Gardening for the Birds
ripe persimmons in basket after a successful harvest

There’s a rush of wingbeats, and you look up to see a flock of birds soaring past. It’s a busy time for birds both local and migratory as they prepare for winter, and a reminder to bird-lovers everywhere of the beauty and entertainment they can bring to the backyard. Attracting birds to your garden is a wonderful way to enliven your landscape with color, chatter and song, especially during the colder months.

Gourmet Treats

Young peaches may continue to ripen well into the winter

If you want to attract birds to your yard, hanging a bird-feeder is obviously a tried-and-true way of getting visitors, but there are also many unique ways you can plan your garden to encourage birds of all types to come around! Many of the plants that make up a classic birdseed mix are also beautiful in the garden, and watching the birds forage on the fresh seed-heads makes for great entertainment (and if you’re skilled with a camera, great photographs!) Sunflowers, millet, amaranth, quinoa and the many varieties of buckwheat are excellent bird attractants. This purple millet above (sold in nurseries as ‘Purple Majesty’) is a show-stopping annual addition to the garden or to a container. A variety of grasses, including Schizachyrium (Bluestem cultivars) and Festuca glauca (Blue Fescue), also have seeds that are favored by songbirds.

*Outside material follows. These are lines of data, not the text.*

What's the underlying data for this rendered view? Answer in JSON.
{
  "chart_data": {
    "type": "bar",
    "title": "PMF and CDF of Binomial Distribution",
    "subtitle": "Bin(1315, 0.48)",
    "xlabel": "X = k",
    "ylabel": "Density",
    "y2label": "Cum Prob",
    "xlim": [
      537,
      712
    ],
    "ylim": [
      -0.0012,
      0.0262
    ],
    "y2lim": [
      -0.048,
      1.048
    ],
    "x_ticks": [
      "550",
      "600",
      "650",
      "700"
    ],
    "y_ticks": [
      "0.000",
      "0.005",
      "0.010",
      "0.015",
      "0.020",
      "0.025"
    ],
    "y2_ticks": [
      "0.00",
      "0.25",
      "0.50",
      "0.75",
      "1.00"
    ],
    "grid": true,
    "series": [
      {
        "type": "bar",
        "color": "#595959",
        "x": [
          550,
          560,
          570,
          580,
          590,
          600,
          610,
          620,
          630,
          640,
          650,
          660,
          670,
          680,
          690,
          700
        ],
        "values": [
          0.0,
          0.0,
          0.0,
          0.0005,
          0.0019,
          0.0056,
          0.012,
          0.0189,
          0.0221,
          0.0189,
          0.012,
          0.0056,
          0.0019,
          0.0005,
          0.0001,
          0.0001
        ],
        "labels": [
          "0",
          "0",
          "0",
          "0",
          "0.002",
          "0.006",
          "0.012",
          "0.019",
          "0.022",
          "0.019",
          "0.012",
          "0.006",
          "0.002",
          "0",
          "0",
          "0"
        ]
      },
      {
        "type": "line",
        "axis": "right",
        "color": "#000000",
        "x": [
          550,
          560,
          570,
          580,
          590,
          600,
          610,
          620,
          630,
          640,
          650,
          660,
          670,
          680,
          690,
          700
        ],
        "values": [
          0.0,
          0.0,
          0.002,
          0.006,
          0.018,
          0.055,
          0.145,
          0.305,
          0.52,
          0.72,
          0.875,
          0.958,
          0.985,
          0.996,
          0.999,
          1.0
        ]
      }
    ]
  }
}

Trees and shrubs with berries also become hubs of activity when their fruit is ripe.  Crabapples (Malus) and Serviceberries (Amelanchier) are real favorites, as are Russian Olive (Eleagnus), our native Coffeberry (Frangula) and the hundreds of varieties of Manzanita (Arctostaphylos).  Grackles, Jays, Crows and Towhees love berries, and are funny to watch chattering away as they stuff themselves!  If you have a shady landscape, Viburnum and Elderberry offer tempting treats for birds.  Planting even a few attractants can bring feathery diners to your landscape, and occasionally can generate some interest in your backyard real estate!

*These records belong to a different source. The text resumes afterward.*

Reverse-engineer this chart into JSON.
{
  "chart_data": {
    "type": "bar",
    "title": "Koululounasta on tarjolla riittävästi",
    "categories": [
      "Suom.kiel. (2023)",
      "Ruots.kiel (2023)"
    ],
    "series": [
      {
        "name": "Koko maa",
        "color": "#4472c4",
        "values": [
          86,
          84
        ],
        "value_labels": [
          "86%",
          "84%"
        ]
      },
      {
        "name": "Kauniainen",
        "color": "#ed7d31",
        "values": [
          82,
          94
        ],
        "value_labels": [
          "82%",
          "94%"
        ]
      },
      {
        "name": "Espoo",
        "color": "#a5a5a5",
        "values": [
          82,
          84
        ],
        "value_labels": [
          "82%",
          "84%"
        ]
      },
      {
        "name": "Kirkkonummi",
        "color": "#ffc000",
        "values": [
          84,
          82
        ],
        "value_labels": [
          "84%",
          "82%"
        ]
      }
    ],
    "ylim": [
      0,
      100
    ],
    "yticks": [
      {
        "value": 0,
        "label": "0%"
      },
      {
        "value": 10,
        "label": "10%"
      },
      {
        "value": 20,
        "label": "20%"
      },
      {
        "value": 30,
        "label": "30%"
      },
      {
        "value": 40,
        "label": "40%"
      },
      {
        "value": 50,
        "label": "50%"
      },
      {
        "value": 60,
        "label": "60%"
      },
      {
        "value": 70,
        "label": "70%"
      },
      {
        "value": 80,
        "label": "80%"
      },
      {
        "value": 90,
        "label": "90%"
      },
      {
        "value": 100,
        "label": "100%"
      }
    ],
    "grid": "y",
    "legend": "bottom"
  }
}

Follow this link for more information on California Native plants for birds from the Audubon Society

Home Improvement

Young peaches may continue to ripen well into the winter

As Landscape Architects, we appreciate the value of good design and ingenuity.  The stunning nest in the title photo is lined with the downy seeds of this Clematis above, offering bird-lovers yet another reason to grow this beautiful vine.  Other nest-building landscape plants include fine-textured ornamental grasses, soft groundcovers (like Lamb’s Ear), and pine trees for their needles.  Lawn clippings are also a big favorite!  Even if they don’t nest in your yard, growing the building materials is a sure way to get to watch some birds harvesting in early Spring.  Birds can be quite selective of their nest sites, so if your yard is chosen, you can feel lucky!  Just be sure to leave them in peace while they nest, then take a peek after they’ve left and see what they used to build their perfectly-designed homes.

Spa Treatment

Young peaches may continue to ripen well into the winter

Do you see the adorable sparrow in this image above? OK, neither do we really, since she’s shaking off vigorously after her bath on the top tier of this J. Montgomery-installed fountain. This is why we aren’t wildlife photographers… and yet, this picture shows that water is an often-overlooked attractant for birds. Fountains, especially shallow ones, offer birds a drink and an opportunity for a bath. Of course, you can also get a birdbath, but we find that flowing water tends to stay cleaner longer. Depending on where you live, a water feature can also attract some unexpected but entertaining guests. One of our clients reported a gang of local turkeys who frequented her fountain in the colder months. Talk about a sight on Thanksgiving Day!

Here at J. Montgomery Designs, we want to wish you a wonderful Thanksgiving!  We are beyond thankful for our awesome line of work, for our fabulous team, and of course for all of our amazing clients, past, present, and future.  Thank you.